Chase good ideas, not successful products.

Fairpixels
2 min readSep 12, 2022

Success is not validation of a good idea. At best, it’s a necessary condition. There are lots of people with good ideas who never find validation, and lots of people with bad ideas who become rich & famous.

Cigarettes are a good example. They’re one of the most successful consumer products in history. However, breathing in a lungful of cancer-causing smoke a number of times each day is unquestionably a bad idea. That said, a small minority has become obscenely wealthy from tobacco at the great expense of others.

This false belief that popularity equals success leads to a lot of wasted effort. If you want to be successful, you have to focus on making something great. A good idea that is genuinely solving a pain point for people. The two are often conflated, but they’re very different things.
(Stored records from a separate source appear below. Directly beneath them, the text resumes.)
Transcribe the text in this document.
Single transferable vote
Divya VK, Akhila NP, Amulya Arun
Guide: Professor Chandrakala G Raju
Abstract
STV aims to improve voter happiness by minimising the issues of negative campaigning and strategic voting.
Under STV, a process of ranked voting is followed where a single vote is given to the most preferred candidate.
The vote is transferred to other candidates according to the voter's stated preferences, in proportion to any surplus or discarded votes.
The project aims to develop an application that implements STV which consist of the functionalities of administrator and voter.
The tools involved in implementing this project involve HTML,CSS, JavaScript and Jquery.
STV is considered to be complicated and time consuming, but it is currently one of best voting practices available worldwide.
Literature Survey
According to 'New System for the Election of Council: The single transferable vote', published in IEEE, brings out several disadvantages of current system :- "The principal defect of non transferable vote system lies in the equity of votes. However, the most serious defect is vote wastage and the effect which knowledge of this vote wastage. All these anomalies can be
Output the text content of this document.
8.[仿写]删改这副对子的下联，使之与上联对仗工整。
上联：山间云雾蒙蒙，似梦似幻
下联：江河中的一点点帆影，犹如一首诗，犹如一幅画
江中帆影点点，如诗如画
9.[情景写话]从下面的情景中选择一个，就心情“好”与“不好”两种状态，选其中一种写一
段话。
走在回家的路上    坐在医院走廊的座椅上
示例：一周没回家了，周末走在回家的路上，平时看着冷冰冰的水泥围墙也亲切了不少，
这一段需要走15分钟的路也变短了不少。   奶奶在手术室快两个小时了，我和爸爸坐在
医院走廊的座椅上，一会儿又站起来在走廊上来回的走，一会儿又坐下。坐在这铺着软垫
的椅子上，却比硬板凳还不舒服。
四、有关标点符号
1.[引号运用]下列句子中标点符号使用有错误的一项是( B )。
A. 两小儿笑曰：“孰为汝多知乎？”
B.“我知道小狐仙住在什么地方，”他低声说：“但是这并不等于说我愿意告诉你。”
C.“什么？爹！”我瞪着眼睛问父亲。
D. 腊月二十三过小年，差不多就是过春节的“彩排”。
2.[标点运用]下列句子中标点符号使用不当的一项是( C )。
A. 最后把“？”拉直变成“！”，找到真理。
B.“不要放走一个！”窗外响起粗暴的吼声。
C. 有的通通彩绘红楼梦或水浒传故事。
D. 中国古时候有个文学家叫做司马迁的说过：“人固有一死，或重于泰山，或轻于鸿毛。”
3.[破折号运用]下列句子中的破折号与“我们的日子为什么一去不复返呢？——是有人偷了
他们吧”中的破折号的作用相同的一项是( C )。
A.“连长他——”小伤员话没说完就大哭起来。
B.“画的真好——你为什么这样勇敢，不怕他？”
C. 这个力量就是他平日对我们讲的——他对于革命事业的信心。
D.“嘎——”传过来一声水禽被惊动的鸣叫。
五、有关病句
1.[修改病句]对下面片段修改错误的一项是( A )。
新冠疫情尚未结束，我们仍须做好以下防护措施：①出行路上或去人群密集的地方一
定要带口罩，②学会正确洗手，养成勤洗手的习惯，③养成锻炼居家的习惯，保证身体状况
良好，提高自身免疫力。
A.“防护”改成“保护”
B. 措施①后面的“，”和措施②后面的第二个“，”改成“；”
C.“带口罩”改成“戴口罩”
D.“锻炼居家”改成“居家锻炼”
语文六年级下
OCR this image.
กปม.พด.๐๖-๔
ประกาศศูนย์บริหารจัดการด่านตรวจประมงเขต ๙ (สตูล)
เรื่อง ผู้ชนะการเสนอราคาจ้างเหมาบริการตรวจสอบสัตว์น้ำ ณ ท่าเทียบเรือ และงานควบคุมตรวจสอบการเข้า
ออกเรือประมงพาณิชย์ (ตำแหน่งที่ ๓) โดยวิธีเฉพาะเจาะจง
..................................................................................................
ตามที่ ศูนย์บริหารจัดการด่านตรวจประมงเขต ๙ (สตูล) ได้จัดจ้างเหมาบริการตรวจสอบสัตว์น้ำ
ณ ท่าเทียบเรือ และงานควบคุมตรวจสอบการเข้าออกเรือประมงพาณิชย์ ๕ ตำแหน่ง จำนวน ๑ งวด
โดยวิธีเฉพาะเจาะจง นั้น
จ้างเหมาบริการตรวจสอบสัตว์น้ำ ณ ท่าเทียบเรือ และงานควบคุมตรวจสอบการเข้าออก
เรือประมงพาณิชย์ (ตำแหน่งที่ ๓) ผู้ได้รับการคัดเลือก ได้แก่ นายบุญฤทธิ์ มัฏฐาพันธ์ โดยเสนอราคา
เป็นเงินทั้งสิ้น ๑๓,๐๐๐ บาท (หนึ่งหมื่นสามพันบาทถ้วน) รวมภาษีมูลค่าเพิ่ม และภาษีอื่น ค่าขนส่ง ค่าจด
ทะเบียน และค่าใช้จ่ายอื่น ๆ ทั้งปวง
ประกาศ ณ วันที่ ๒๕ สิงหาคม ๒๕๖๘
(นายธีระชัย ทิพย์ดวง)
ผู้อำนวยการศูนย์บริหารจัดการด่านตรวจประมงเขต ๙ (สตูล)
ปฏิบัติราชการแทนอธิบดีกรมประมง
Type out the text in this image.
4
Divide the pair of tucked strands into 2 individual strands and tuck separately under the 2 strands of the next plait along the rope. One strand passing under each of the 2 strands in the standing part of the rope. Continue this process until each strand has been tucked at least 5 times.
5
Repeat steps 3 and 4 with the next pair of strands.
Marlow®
The belief that popularity is success also leads to a lot of bad ideas being validated. If you can just get enough people to like your idea, you can get funding, users and attract a lot of press. This isn’t very different from how pyramid scheme inherently work, and it’s how a lot of startups end up being nothing more than frauds. Devouring VC money and burning through users’ goodwill until the whole thing collapses in on itself.

Chasing good ideas might not necessarily get your project covered on TechCrunch or make you a billionaire, but it’s a lot more likely to lead to something great.